Gli storici divisi sul «genocidio» meridionale

In «Carnefici» Aprile accusa i piemontesi. Mastrangelo parla invece di renitenti alla leva

Ma cosa è stata l'Unificazione italiana per il Sud Italia? Dopo i racconti edulcorati che hanno caratterizzato la nostra storiografia della prima metà del '900 si è sviluppata una nuova visione del processo unitario capace di dar conto anche delle violenze che il Sud ha subito. Alcuni di questi testi revisionisti come i recenti lavori di Pino Aprile (a partire da Terroni) hanno colorato a tinte foschissime il nuovo dominio sabaudo. Nell'ultimo lavoro di Aprile, Carnefici (Piemme, pagg. 468, euro 18,50), si arriva ad adombrare la possibilità, a partire dai dati dei censimenti dell'epoca, che l'occupazione piemontese sia stata accompagnata da un genocidio costato centinaia di migliaia di morti. Per usare le parole di Aprile: «Al Sud, secondo i vari raffronti, mancano da almeno 120.000 a 652.000 persone, forse di più, solo da metà del 1860 al 1861: cifre corrispondenti a una quota degli abitanti del Sud continentale, allora, che va dal 2 a più del 9 per cento. Gli stessi compilatori del censimento, per dire, non sanno come spiegare la sparizione di 405.000 persone, di cui 105.000 meridionali (tutti maschi)...».

Per Aprile molti di quegli ammanchi corrispondono a cadaveri e sono spiegabili con la feroce repressione paragonabile a quella del genocidio armeno. «Il Piemonte - scrive lo storico - univa il Paese e ne sfoltiva parte della popolazione, al Sud, perché recalcitrante: o capivi che lo facevano per il tuo bene e cambiavi testa, o te la tagliavano... e magari la esponevano in paese, per educare i dubbiosi».

Ma c'è anche chi contesta le cifre fornite nel volume: Emanuele Mastrangelo nel nuovo numero di Storia in rete che si intitola Sangue del Sud.
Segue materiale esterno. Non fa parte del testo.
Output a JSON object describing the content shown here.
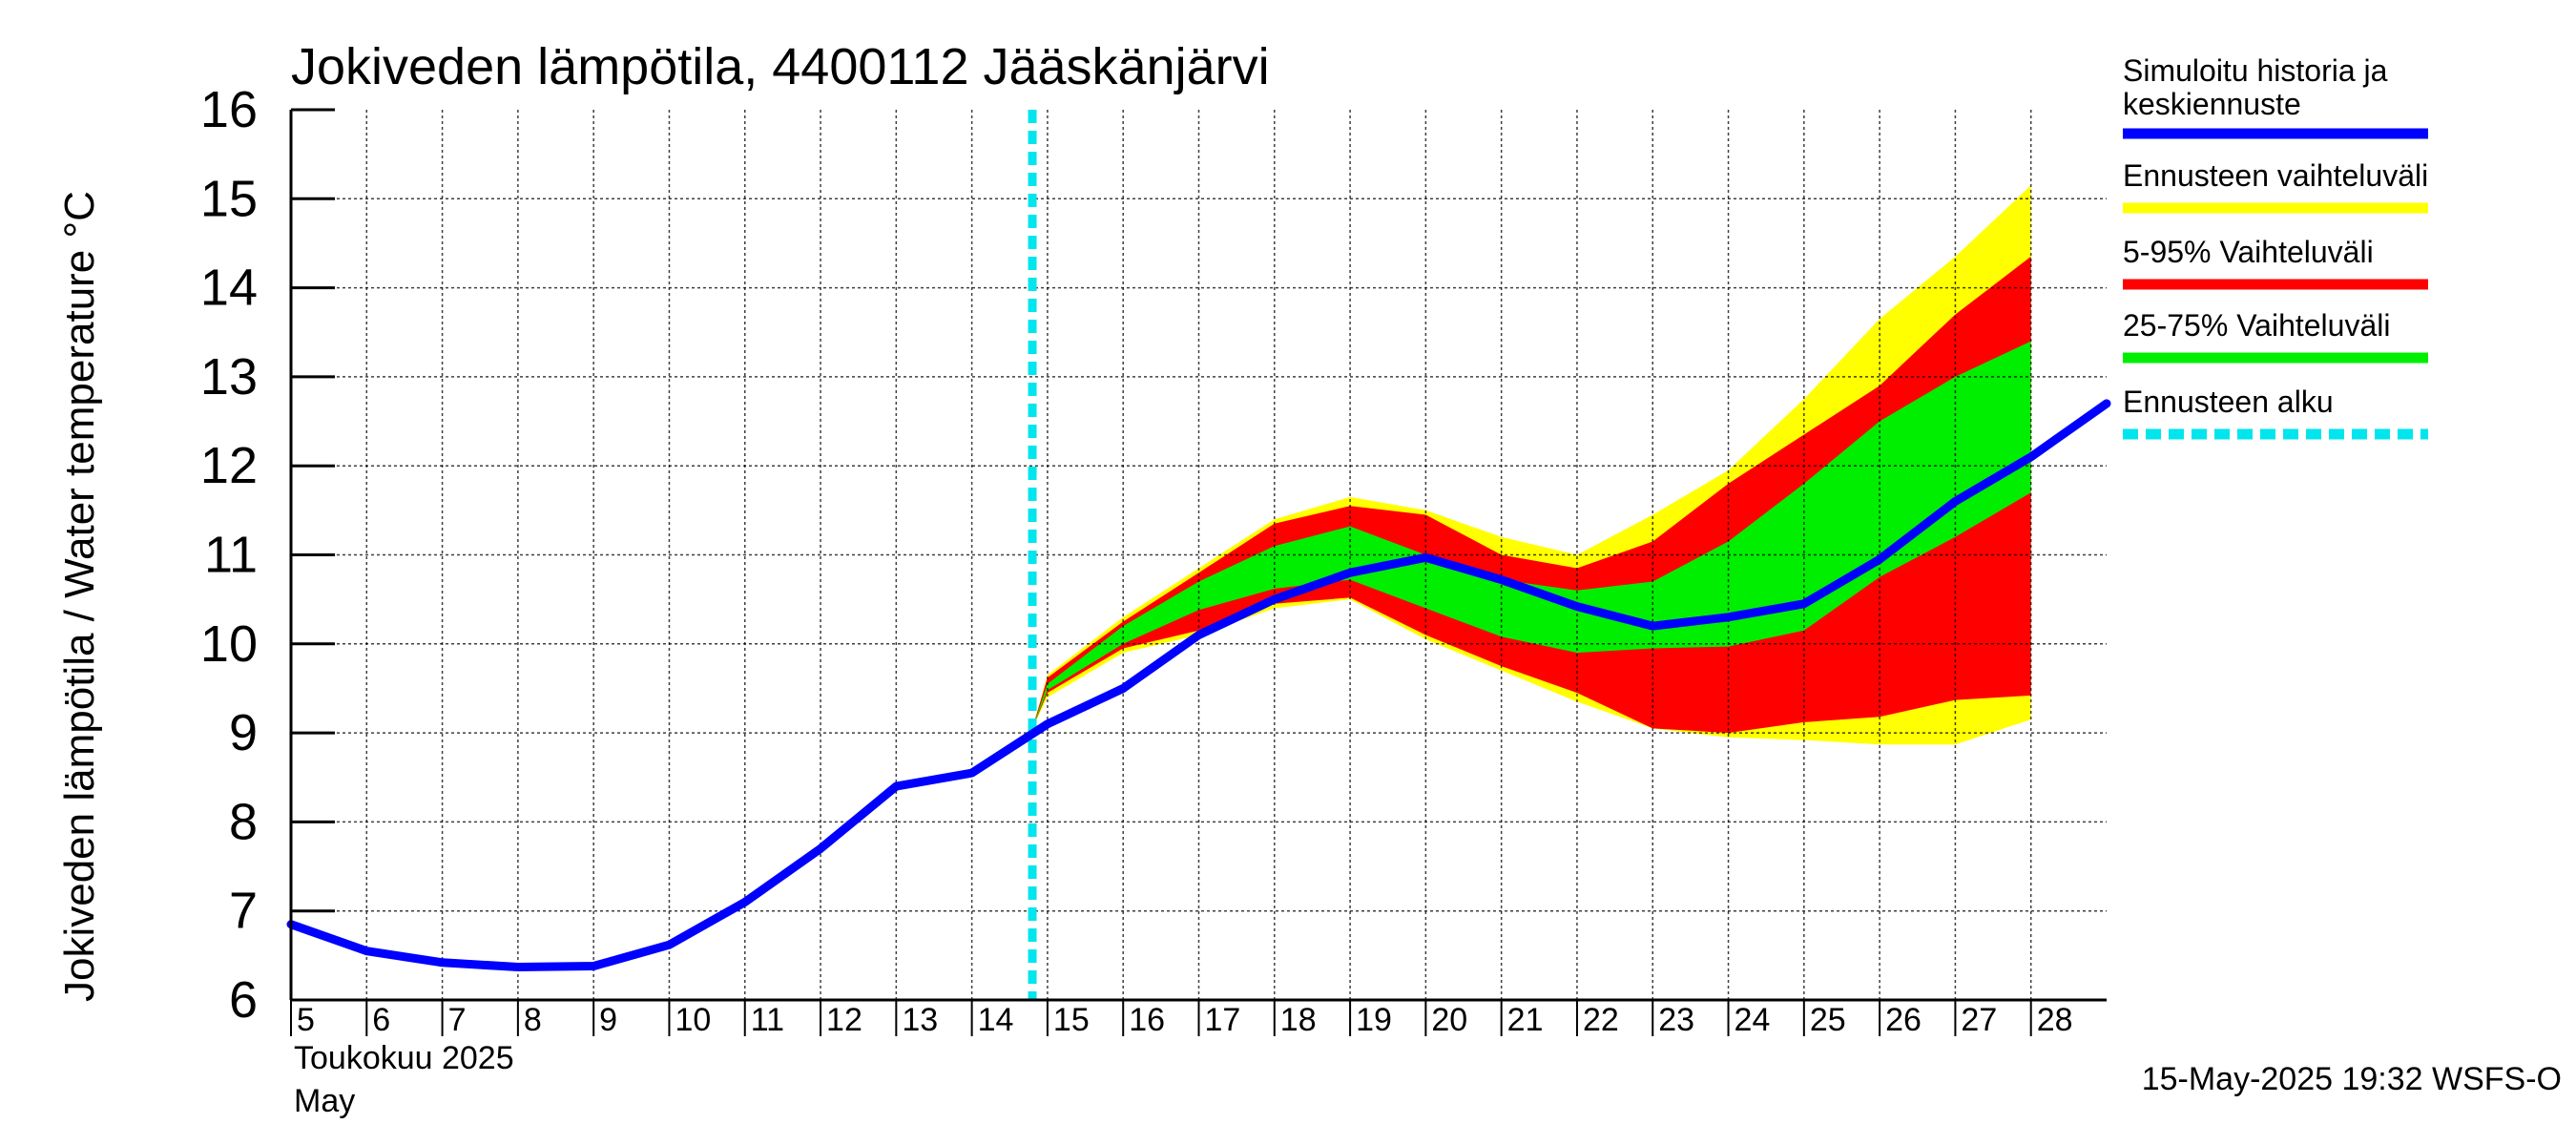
{
  "chart_data": {
    "type": "area",
    "title": "Jokiveden lämpötila, 4400112 Jääskänjärvi",
    "ylabel": "Jokiveden lämpötila / Water temperature   °C",
    "ylim": [
      6,
      16
    ],
    "yticks": [
      6,
      7,
      8,
      9,
      10,
      11,
      12,
      13,
      14,
      15,
      16
    ],
    "xlim": [
      5,
      29
    ],
    "xticks": [
      5,
      6,
      7,
      8,
      9,
      10,
      11,
      12,
      13,
      14,
      15,
      16,
      17,
      18,
      19,
      20,
      21,
      22,
      23,
      24,
      25,
      26,
      27,
      28
    ],
    "month_label": "Toukokuu  2025",
    "month_label_en": "May",
    "grid": true,
    "legend_position": "right",
    "forecast_start": 14.8,
    "x": [
      5,
      6,
      7,
      8,
      9,
      10,
      11,
      12,
      13,
      14,
      15,
      16,
      17,
      18,
      19,
      20,
      21,
      22,
      23,
      24,
      25,
      26,
      27,
      28,
      29
    ],
    "series": [
      {
        "name": "Simuloitu historia ja keskiennuste",
        "color": "#0000ff",
        "values": [
          6.85,
          6.55,
          6.42,
          6.37,
          6.38,
          6.62,
          7.1,
          7.7,
          8.4,
          8.55,
          9.1,
          9.5,
          10.1,
          10.5,
          10.8,
          10.97,
          10.72,
          10.42,
          10.2,
          10.3,
          10.45,
          10.95,
          11.6,
          12.1,
          12.7
        ]
      }
    ],
    "bands": [
      {
        "name": "Ennusteen vaihteluväli",
        "color": "#ffff00",
        "lower": [
          9.05,
          9.4,
          9.9,
          10.1,
          10.4,
          10.5,
          10.05,
          9.7,
          9.35,
          9.05,
          8.95,
          8.92,
          8.87,
          8.87,
          9.15
        ],
        "upper": [
          9.05,
          9.65,
          10.3,
          10.85,
          11.4,
          11.65,
          11.5,
          11.2,
          11.0,
          11.45,
          11.95,
          12.75,
          13.65,
          14.35,
          15.15
        ]
      },
      {
        "name": "5-95% Vaihteluväli",
        "color": "#ff0000",
        "lower": [
          9.05,
          9.45,
          9.95,
          10.15,
          10.45,
          10.52,
          10.1,
          9.75,
          9.45,
          9.05,
          9.0,
          9.12,
          9.18,
          9.37,
          9.42
        ],
        "upper": [
          9.05,
          9.62,
          10.25,
          10.8,
          11.35,
          11.55,
          11.45,
          11.0,
          10.85,
          11.15,
          11.8,
          12.35,
          12.9,
          13.7,
          14.35
        ]
      },
      {
        "name": "25-75% Vaihteluväli",
        "color": "#00ee00",
        "lower": [
          9.05,
          9.48,
          10.0,
          10.38,
          10.62,
          10.72,
          10.4,
          10.08,
          9.9,
          9.95,
          9.97,
          10.15,
          10.75,
          11.2,
          11.7
        ],
        "upper": [
          9.05,
          9.55,
          10.2,
          10.7,
          11.1,
          11.32,
          11.0,
          10.72,
          10.6,
          10.7,
          11.15,
          11.8,
          12.5,
          13.0,
          13.4
        ]
      }
    ],
    "legend": [
      {
        "label": "Simuloitu historia ja",
        "label2": "keskiennuste",
        "color": "#0000ff",
        "style": "solid"
      },
      {
        "label": "Ennusteen vaihteluväli",
        "color": "#ffff00",
        "style": "solid"
      },
      {
        "label": "5-95% Vaihteluväli",
        "color": "#ff0000",
        "style": "solid"
      },
      {
        "label": "25-75% Vaihteluväli",
        "color": "#00ee00",
        "style": "solid"
      },
      {
        "label": "Ennusteen alku",
        "color": "#00e5ee",
        "style": "dashed"
      }
    ],
    "footer": "15-May-2025 19:32 WSFS-O"
  }
}
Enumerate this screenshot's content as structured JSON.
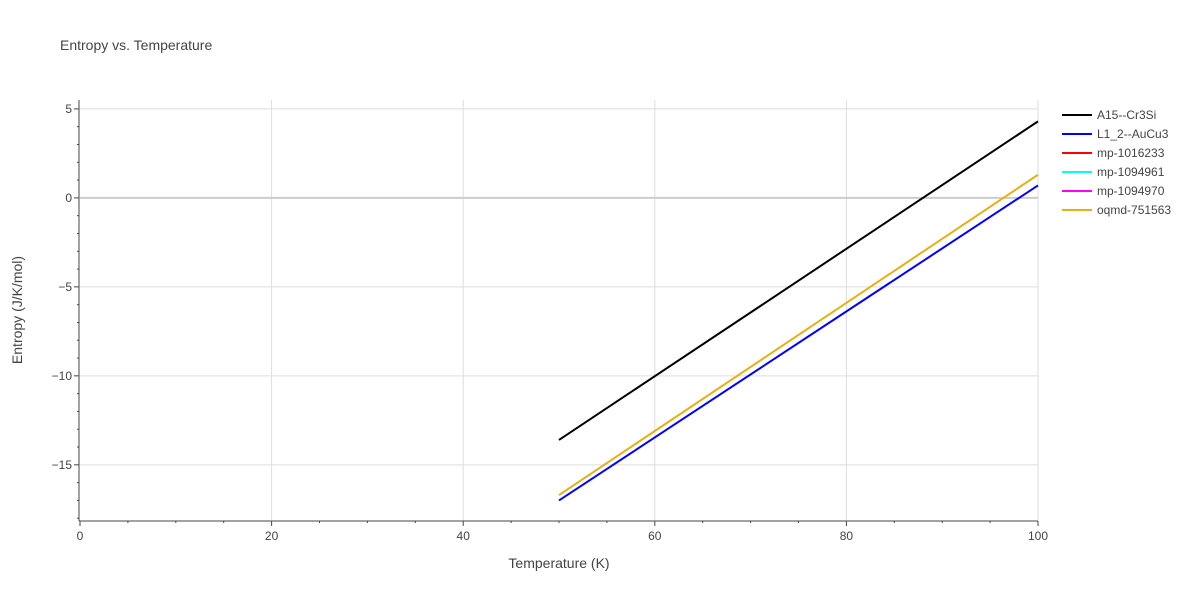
{
  "chart_data": {
    "type": "line",
    "title": "Entropy vs. Temperature",
    "xlabel": "Temperature (K)",
    "ylabel": "Entropy (J/K/mol)",
    "xlim": [
      0,
      100
    ],
    "ylim": [
      -18.1,
      5.5
    ],
    "x_ticks": [
      0,
      20,
      40,
      60,
      80,
      100
    ],
    "x_tick_labels": [
      "0",
      "20",
      "40",
      "60",
      "80",
      "100"
    ],
    "y_ticks": [
      5,
      0,
      -5,
      -10,
      -15
    ],
    "y_tick_labels": [
      "5",
      "0",
      "−5",
      "−10",
      "−15"
    ],
    "grid": true,
    "legend_position": "right",
    "series": [
      {
        "name": "A15--Cr3Si",
        "color": "#000000",
        "x": [
          50,
          100
        ],
        "y": [
          -13.6,
          4.3
        ]
      },
      {
        "name": "L1_2--AuCu3",
        "color": "#0000ff",
        "x": [
          50,
          100
        ],
        "y": [
          -17.0,
          0.7
        ]
      },
      {
        "name": "mp-1016233",
        "color": "#ff0000",
        "x": [],
        "y": []
      },
      {
        "name": "mp-1094961",
        "color": "#00ffff",
        "x": [],
        "y": []
      },
      {
        "name": "mp-1094970",
        "color": "#ff00ff",
        "x": [],
        "y": []
      },
      {
        "name": "oqmd-751563",
        "color": "#e6b012",
        "x": [
          50,
          100
        ],
        "y": [
          -16.7,
          1.3
        ]
      }
    ]
  }
}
Mastrangelo riconosce i meriti di Aprile nell'aver fornito nuovi apporti allo studio della questione meridionale. Ma nega con decisione che si possa parlare di genocidio a partire dal confronto di dati demografici. Fa notare che già gli studiosi di statistica dell'epoca ritenevano i censimenti borbonici assolutamente inaffidabili e gonfiati ad arte. Questo il primo motivo degli ammanchi di popolazione registrati dai più accurati censimenti sabaudi. Fa poi notare che una caratteristica della popolazione rurale del Sud Italia era la renitenza alla leva, lunga e gravosa, del nuovo esercito nazionale. Ergo, gli scomparsi, in gran parte maschi, non sarebbero desaparecidos ma renitenti alla leva che non si facevano registrare nei censimenti. Quindi non ci sarebbe nessun mistero e nessun occultamento di dati. Mastrangelo si avvale anche dell'opinione di alcuni storici della demografia come Giovanni Favero (autore di Le misure del regno, il Poligrafo, 2001).

Dice Favero a Storia in rete: «Il dato dell'ammanco di popolazione, più che di massacri con numeri che non stanno né in cielo né in terra, danno al contrario la cifra dell'effettiva ritrosia da parte delle popolazioni meridionali a collaborare col nuovo governo».